Word-order systems in Slavic languages.

2012. №5, 3-37


Slavic word order systems fall in five types, tagged W-systems, W+-systems, W*-systems, V-systems, and C­systems in the paper. The first four types have clitic clusters. A cluster is defined as a contact sequence of elements a b c … n from {a, b, c … n}, where the linear order for each pair a, b is fixed. In Slavic languages only clause-level clitics clusterize. This generalization holds for pronominal dative and accusative clitics that can both be clause-level and phrase-level elements. Clusters are phrases and should be distinguished from occasional sequences of adjacent clitics.
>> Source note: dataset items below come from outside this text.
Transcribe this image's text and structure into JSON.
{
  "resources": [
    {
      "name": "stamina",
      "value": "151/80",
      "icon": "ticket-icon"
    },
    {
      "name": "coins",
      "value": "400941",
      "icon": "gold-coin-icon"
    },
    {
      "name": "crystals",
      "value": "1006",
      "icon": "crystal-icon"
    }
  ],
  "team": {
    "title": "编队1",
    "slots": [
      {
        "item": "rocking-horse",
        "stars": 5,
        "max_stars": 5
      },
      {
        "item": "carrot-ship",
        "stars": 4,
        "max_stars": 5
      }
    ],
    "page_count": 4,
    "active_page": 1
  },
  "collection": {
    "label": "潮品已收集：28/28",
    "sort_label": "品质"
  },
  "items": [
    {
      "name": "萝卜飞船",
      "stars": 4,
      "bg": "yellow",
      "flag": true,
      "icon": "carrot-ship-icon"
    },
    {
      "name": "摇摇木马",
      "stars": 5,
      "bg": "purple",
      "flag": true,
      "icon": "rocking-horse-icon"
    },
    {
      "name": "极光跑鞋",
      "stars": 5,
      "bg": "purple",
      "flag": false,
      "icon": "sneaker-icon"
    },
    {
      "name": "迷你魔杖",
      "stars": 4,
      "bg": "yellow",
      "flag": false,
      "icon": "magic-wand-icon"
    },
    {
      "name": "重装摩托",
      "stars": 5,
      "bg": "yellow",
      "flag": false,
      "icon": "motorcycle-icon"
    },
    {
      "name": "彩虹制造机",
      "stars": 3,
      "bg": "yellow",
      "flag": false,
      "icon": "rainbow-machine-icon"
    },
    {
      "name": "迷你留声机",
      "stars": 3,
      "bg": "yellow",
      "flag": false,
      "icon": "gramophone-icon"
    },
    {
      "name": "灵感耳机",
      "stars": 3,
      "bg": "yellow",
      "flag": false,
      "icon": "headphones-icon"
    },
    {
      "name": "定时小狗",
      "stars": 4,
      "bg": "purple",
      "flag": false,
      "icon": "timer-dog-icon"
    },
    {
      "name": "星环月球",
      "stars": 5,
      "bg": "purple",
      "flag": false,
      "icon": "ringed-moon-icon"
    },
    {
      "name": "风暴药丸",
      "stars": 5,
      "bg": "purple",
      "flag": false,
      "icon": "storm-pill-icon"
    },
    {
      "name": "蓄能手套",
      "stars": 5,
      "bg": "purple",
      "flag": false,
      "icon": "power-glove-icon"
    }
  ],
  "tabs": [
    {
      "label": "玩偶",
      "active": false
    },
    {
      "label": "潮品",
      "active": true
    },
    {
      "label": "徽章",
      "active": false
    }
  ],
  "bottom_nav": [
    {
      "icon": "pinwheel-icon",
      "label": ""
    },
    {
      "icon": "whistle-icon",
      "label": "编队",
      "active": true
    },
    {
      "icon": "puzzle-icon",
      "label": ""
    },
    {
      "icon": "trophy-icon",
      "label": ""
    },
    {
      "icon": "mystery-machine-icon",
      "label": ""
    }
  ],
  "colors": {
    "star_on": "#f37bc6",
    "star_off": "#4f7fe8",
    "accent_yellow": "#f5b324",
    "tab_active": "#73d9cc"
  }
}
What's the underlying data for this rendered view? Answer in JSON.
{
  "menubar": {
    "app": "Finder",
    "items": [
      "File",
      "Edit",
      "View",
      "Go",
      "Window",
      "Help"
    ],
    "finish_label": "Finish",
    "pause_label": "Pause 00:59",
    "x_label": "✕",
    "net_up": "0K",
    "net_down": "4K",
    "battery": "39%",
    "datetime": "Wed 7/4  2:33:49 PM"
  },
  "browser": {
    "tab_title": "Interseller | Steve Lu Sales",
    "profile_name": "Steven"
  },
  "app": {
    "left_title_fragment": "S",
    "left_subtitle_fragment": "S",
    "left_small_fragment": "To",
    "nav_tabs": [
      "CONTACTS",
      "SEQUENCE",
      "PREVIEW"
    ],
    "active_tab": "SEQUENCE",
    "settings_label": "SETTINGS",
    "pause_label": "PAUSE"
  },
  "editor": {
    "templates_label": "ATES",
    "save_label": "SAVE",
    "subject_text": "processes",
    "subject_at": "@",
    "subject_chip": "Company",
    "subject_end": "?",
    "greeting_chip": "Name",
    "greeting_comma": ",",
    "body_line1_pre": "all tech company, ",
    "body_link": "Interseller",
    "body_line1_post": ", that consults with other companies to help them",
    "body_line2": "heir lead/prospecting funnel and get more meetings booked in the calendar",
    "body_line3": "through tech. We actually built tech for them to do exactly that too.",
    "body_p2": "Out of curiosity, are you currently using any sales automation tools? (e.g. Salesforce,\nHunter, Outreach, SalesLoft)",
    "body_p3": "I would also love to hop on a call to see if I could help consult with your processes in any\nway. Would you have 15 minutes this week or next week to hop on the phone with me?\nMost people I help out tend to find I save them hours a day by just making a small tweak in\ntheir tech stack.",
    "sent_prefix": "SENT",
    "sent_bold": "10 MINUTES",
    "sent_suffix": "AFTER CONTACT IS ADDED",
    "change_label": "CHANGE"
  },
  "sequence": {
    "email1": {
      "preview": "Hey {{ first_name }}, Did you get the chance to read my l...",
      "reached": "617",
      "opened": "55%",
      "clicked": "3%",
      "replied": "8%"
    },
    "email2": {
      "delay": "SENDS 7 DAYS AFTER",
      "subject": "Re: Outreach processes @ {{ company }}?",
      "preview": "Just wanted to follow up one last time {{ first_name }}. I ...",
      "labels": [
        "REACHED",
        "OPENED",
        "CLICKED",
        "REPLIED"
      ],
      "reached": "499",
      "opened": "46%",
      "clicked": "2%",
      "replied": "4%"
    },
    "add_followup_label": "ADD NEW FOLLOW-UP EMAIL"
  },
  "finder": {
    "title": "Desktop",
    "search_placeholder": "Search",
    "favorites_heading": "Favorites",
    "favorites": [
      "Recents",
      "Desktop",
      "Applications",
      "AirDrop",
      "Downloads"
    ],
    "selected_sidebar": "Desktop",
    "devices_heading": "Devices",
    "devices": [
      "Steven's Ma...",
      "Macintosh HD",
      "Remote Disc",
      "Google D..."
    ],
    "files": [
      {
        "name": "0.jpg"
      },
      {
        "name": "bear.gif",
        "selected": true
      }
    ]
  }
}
Clusterizing elements represent one domain, adjacent clitics can represent two or more domains. The internal order in clusters is triggered by Template Rules. There are three areal types of Slavic Template Rules. Slavic languages use up to six different types of clitic hosts, including CPs. All Slavic languages with clusters have Barrier rules that generate derived word orders. The Main Clause Barrier rule typically gives rise to V2 orders as XP – V – CL. Czech and Bulgarian do not apply the Main Clause Barrier rule in declaratives but allow the so called ensembles, i. e. combinations of initial groups preceding clusters with the order XP – CL. There is a mismatch between phonetic and syntactic aspects of strict enclisis. A number of Slavic languages allow for postsyntactic parenthetical insertions that do not change well-formedness conditions for enclisis.